Dina Shenhav | MERKAVA
When Paolo Veronese was accused of blasphemy in his paintings, as he appeared before the Holy Tribunal by the Holy Office he said in his defense: “Painters take the same poetic license that poets and madmen take.” A winning argument, and to a large extent, a prophetic and groundbreaking one. Indeed, future generations of artists have increasingly allowed themselves strange, absurd, enigmatic things, while we, the viewers, have learned that we do not necessarily have to solve every conundrum.
For me, Dina Shenhav’s whitish, almost ivory-like, foam sculptures are such unsolved conundrums. Why foam? What does it signify? And actually, why stone, wood, or bronze? Foam is not sacred, that much is clear. And it is not really solid: a brittle rather than hard solid, perforated, airy, maybe even ugly? Touchable or off-putting? Perhaps both. Foam is a modern material, but Shenhav works with it as if it were traditional. She carves the material, whittles, the artist turned craftswoman. Indeed, for years Shenhav has been creating work areas out of foam – kitchen, a shoemaker’s desk, a corner in the home of the hunter, the woodcutter, the caretaker. so many masculine work spaces.
Is the work about gender? Of course, gender too. The facial features of the Soldiers in the paintings could have been of young girls. The masculine tank is “feminized.” The large cannon is softened. Still, it bursts through the wall. Where does this aggressive scene take place? This is an Israeli tank … Is the work political? Of course. The ghost of war. A soft rumor about tough things that go on. Indeed, alongside the white work areas, Shenhav also presents dark apocalyptic environments of sooty ruins and charred desolation. Are these works post-traumatic or pre-traumatic? In this unsolved conundrum of producing foam replicas of familiar objects, there is an absurd stubbornness that we do not need, and perhaps cannot, solve “completely,” a determination that bursts into the mind like a tank. Is the piece a self-portrait of sorts? A great violent force broken down into a diligent “cut and paste” action. Seemingly everything is exposed, yet a lot is concealed.
*Itamar Levy
At first, the paintings seem abstract – wide shots of diffuse, saturated, or dilutedstains –like an aerial view, satellite images, or perhaps a map that offers an abstract representation of the terrain. At second glance, the abstract space comes into focus and becomes clearer. The eye skips from site to site and starts recognizing figurative images: snowy ridges, steep slopes, serpentine creeks, or possibly tangles of thin capillaries and open cuts of bleeding paint. A more careful look reveals small figures and other concrete images scattered in the torn landscape –figures in action, events that offer a foothold of sorts.
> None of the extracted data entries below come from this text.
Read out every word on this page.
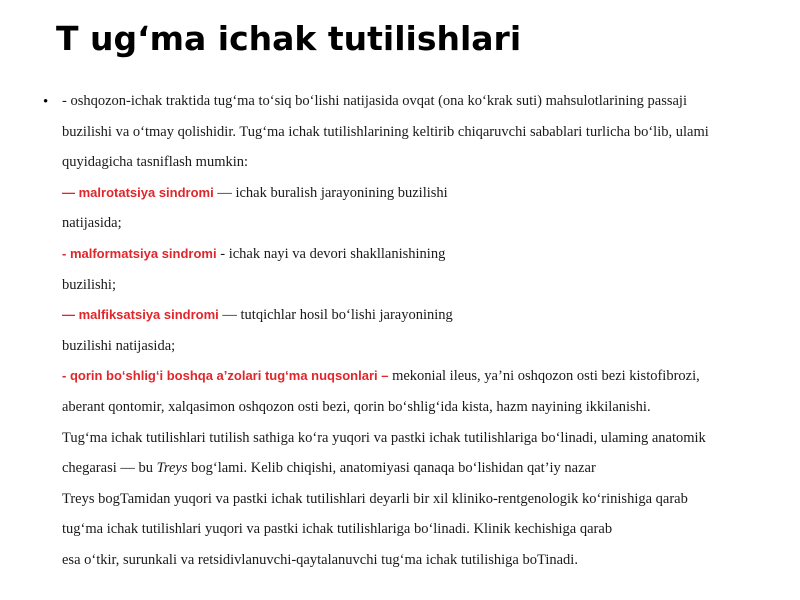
T ug‘ma ichak tutilishlari
• - oshqozon-ichak traktida tug‘ma to‘siq bo‘lishi natijasida ovqat (ona ko‘krak suti) mahsulotlarining passaji
buzilishi va o‘tmay qolishidir. Tug‘ma ichak tutilishlarining keltirib chiqaruvchi sabablari turlicha bo‘lib, ulami
quyidagicha tasniflash mumkin:
— malrotatsiya sindromi — ichak buralish jarayonining buzilishi
natijasida;
- malformatsiya sindromi - ichak nayi va devori shakllanishining
buzilishi;
— malfiksatsiya sindromi — tutqichlar hosil bo‘lishi jarayonining
buzilishi natijasida;
- qorin bo‘shlig‘i boshqa a’zolari tug‘ma nuqsonlari – mekonial ileus, ya’ni oshqozon osti bezi kistofibrozi,
aberant qontomir, xalqasimon oshqozon osti bezi, qorin bo‘shlig‘ida kista, hazm nayining ikkilanishi.
Tug‘ma ichak tutilishlari tutilish sathiga ko‘ra yuqori va pastki ichak tutilishlariga bo‘linadi, ulaming anatomik
chegarasi — bu Treys bog‘lami. Kelib chiqishi, anatomiyasi qanaqa bo‘lishidan qat’iy nazar
Treys bogTamidan yuqori va pastki ichak tutilishlari deyarli bir xil kliniko-rentgenologik ko‘rinishiga qarab
tug‘ma ichak tutilishlari yuqori va pastki ichak tutilishlariga bo‘linadi. Klinik kechishiga qarab
esa o‘tkir, surunkali va retsidivlanuvchi-qaytalanuvchi tug‘ma ichak tutilishiga boTinadi.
The work process is completely bare and exposed. Washing, squeezing, cutting, pasting, brushwork, drawing. But despite its unplanned nature, it also seems considerably controlled. Further treatment instills meaning in the accidental. Random stains, cracks in the paint, a faded wash – all these serve as the starting point for deliberate interventions. Pieces of canvas cut from one painting are pasted onto another, but also reworked and integrated into the space, elevating it like a topographic map. From a different perspective, these supposed ridges, these strips of canvas, these patches look like bandages meant to heal the wounded, bleeding surface; to mend the blemishes inflicted on the landscape. And in-between there are pauses. Empty, quiet, seemingly “undone” areas, territories formed by their own concealment.
Wandering past the works may generate a sense of disorientation, in the absence of anchoring elements to hold on to. One’s ability to be in uncertainties, mystery, and doubts is a “negative capability,” wrote the Romantic English poet John Keats in one of his most quoted letters. How can a negative be considered a capacity? Keats understood that any good artwork feeds on these “adverse” ingredients. Where there is no silence there is no sound.